Le statut de l’archive est donc au cœur de ce questionnement: quel est le rôle des documentaristes dans la transmission de l’archive — via les nouvelles technologies- pour mettre celle-ci au goût du jour ? L’Histoire, à l’ère du numérique, se place dans cette optique générale de transposition du passé dans une création nouvelle à notre portée.

Le passé au présent

On se doit aussi d’interroger le pouvoir que l’on donne à ces réalisateurs qui ne sont face à aucune instance de contrôle de la part des diffuseurs, à partir de l’instant où ils reçoivent le succès de l’audimat. La responsabilité du service du public est en jeu. Ces réalisateurs peuvent tout dire et recevoir la bénédiction du consultant historique qui ne fera que valider une certaine véracité historique du récit. Plus généralement, c’est tout le système de la commercialisation de l’archive qui est à questionner.

Afin de mieux comprendre ce phénomène il est intéressant d’analyser le discours des concepteurs , Daniel Costelle et Isabelle Clarke, qui ont pensé cette nouvelle écriture du documentaire.
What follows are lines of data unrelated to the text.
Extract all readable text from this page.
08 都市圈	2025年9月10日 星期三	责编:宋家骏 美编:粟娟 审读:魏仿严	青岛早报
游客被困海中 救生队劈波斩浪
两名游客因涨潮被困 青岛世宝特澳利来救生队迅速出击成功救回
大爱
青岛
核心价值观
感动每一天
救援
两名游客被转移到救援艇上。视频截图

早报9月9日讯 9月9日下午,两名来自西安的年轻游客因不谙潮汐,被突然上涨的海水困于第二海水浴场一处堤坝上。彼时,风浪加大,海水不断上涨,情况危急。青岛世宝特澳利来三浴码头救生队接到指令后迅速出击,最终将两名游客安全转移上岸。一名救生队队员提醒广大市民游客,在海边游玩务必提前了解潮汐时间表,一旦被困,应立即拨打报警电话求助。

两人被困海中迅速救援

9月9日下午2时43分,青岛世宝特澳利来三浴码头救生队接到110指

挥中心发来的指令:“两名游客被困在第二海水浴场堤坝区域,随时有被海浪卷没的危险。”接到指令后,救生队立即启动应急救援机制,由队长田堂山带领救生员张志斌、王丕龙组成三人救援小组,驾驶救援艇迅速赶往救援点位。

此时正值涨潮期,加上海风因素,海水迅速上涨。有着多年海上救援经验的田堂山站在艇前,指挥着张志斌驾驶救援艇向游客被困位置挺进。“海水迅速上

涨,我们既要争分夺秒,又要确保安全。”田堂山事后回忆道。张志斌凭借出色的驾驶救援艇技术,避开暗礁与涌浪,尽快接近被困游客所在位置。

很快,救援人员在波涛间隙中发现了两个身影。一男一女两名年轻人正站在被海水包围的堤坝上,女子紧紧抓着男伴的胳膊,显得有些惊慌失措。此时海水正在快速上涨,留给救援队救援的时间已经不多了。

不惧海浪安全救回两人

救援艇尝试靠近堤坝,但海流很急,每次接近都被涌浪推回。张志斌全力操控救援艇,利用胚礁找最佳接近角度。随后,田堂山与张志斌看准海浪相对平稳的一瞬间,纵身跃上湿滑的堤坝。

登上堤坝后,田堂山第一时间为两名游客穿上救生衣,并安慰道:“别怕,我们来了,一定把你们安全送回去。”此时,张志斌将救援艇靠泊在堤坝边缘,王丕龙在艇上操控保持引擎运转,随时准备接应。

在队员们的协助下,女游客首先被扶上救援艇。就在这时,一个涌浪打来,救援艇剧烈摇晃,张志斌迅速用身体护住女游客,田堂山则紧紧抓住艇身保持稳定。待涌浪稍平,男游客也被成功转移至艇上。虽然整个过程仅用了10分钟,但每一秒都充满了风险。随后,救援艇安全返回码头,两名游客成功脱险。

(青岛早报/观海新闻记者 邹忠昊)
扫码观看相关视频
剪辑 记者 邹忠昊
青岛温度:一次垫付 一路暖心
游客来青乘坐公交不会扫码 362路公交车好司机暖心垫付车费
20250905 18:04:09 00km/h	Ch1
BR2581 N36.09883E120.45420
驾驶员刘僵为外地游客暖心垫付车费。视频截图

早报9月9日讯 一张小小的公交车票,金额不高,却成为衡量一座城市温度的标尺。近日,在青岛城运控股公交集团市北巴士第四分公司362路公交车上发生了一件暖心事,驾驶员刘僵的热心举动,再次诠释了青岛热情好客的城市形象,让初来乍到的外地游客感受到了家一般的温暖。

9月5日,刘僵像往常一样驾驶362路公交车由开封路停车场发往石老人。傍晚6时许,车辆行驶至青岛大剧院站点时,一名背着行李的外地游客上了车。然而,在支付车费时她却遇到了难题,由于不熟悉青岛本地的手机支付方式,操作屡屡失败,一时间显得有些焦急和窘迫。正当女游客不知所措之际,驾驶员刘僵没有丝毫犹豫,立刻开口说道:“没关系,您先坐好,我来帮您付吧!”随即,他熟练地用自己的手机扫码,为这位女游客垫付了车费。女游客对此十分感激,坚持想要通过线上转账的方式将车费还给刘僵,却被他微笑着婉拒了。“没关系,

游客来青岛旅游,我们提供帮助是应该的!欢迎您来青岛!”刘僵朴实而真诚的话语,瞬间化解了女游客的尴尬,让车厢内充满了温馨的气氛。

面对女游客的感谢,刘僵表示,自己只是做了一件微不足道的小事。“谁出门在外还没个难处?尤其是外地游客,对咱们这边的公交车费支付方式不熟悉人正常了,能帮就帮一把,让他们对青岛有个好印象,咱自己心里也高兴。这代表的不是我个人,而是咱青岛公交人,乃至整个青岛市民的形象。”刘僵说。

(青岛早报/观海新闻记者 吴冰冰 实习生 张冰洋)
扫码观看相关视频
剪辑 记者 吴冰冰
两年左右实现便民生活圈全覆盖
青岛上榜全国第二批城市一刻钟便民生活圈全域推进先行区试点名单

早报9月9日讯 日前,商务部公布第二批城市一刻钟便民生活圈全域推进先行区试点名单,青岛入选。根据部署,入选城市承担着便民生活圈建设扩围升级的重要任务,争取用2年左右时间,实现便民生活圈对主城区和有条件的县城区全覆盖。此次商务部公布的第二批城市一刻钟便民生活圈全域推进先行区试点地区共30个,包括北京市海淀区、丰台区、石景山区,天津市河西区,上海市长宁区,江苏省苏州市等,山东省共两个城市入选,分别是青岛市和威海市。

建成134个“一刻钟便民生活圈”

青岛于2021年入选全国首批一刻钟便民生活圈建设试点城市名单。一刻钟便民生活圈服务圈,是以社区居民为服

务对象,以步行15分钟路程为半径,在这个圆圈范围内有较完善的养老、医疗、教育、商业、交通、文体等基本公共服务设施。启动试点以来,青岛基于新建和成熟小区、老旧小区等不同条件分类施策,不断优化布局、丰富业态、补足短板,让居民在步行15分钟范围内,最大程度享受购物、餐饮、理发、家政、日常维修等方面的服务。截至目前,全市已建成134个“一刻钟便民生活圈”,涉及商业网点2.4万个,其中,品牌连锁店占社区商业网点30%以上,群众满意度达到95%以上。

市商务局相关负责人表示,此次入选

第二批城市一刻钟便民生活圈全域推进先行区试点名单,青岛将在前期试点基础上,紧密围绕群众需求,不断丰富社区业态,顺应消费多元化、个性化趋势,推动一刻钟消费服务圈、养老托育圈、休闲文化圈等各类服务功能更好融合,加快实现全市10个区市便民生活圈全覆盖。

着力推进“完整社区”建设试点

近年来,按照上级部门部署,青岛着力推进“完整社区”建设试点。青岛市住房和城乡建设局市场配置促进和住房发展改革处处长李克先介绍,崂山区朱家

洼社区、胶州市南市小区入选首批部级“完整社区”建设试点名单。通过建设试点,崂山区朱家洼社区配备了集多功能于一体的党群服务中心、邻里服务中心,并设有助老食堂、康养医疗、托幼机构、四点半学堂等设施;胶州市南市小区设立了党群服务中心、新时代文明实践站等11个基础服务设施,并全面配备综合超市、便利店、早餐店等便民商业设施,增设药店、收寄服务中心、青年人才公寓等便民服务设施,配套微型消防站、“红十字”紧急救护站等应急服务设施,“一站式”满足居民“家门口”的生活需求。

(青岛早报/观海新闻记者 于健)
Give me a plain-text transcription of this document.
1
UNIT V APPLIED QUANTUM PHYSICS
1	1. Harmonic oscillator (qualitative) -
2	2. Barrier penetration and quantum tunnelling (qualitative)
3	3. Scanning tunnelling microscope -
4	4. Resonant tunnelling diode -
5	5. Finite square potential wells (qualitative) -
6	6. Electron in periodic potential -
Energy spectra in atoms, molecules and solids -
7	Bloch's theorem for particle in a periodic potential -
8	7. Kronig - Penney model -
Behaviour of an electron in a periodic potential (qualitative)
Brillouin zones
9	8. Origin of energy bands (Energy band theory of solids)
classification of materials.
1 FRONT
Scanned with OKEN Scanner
Apocalypse est à la fois ancré dans une construction traditionnelle du documentaire héritée des Grandes Batailles de l’Histoire (1970) mais adaptée aux goûts du jour, mêlant fiction historique et outils technologiques. Cette série se détache en tous points du documentaire classique qui contextualise, explique, fait preuve de pédagogie dans la présentation du sujet historique choisi mais aussi par les archives utilisées pour montrer cet événement. Ainsi les deux concepteurs se présentent aujourd’hui non plus comme des documentaristes mais des conteurs d’histoires. Ils racontent au lieu de montrer le passé ; ils n’ont d’ailleurs plus besoin du passé pour écrire leur histoire, comme Daniel Costelle le déclare lors d’un entretien :

« L’Histoire choque. Les historiens n’ont pas toujours envie de voir l’Histoire.(…) L’Histoire est une leçon, c’est une donnée scientifique qui d’ailleurs change; il y a des régimes dans lequel l’Histoire est complètement tabou, (…)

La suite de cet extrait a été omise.